In sum, our examination of Judge Sotomayor's record demonstrates her consistency and restraint as a jurist. Importantly, her very presence on the Court may have a "Marshall effect": justices who sat with Justice Thurgood Marshall have noted that his presence in conference and on the bench changed their conversations and informed their decisions. As the Court's first Hispanic and only its third woman, Judge Sotomayor may have a similar effect on the activist justices on the Court who appear intent on weakening our core constitutional, civil rights, environmental, and labor protections.

But you aren't like to hear much about that today, as this hearing has proved that airing such issues seem to be radioactive where Sotomayor is involved.

-- James Oliphant

Coming up: Big Bad John

Judge Sotomayor is being questioned by Republican John Cornyn. The former Texas Supreme Court justice likes the idea of walking tall and carrying a big stick, Texas style, as a campaign video from last year illustrates:

But Big Bad John has a big problem. He hails from a state where Latinos make up about 36% of the population and where some might not take too kindly if he's a bit rough with the Supreme Court's first Latina nominee. And he has another (Texas-sized) headache: As chairman of the National Republican Senatorial Committee, he's charged with the unenviable task of trying to win more Senate seats for the GOP -- which won't be easy without Latino voters on board.

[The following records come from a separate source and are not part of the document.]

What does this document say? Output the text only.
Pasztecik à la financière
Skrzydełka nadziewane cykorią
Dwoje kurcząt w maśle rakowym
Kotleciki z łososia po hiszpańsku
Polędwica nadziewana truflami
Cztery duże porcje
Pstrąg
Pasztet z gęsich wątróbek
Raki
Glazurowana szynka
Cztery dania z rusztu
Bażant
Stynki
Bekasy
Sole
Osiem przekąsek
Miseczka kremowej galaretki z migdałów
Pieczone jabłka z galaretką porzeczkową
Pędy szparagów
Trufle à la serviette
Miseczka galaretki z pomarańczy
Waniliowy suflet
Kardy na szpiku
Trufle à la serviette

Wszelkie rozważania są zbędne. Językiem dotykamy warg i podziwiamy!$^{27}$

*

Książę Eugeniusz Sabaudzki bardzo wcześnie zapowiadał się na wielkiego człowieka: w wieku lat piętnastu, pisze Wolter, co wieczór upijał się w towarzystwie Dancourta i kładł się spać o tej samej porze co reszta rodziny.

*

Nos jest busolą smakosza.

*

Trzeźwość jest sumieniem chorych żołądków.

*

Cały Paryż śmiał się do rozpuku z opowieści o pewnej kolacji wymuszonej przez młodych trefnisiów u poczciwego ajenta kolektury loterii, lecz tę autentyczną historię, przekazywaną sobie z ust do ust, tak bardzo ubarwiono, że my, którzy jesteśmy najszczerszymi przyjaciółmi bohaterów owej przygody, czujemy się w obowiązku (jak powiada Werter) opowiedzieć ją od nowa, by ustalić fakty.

In his opening statement Monday, Cornyn was almost abstract in his approach to Sotomayor -- speaking at length about his concern over the state of the American judiciary writ large and not upbraiding the nominee as others on his panel have done. That's different today, however, as Republicans clearly want to paint the New York federal judge as both a beneficiary and a practitioner of identity politics. That means another healthy dose of "wise Latina" and the Connecticut firefighters case. Right now, Cornyn and Sotomayor, both lawyers, are debating the meaning of Sotomayor's words in several speeches.


To Confirm Sotomayor, Yawn. Rinse. Repeat.

If Democrats on the Senate Judiciary Committee intended to finish off Supreme Court nominee Judge Sonia Sotomayor's critics by inducing boredom – and many privately suggested that was the point – consider it mission accomplished, or just about.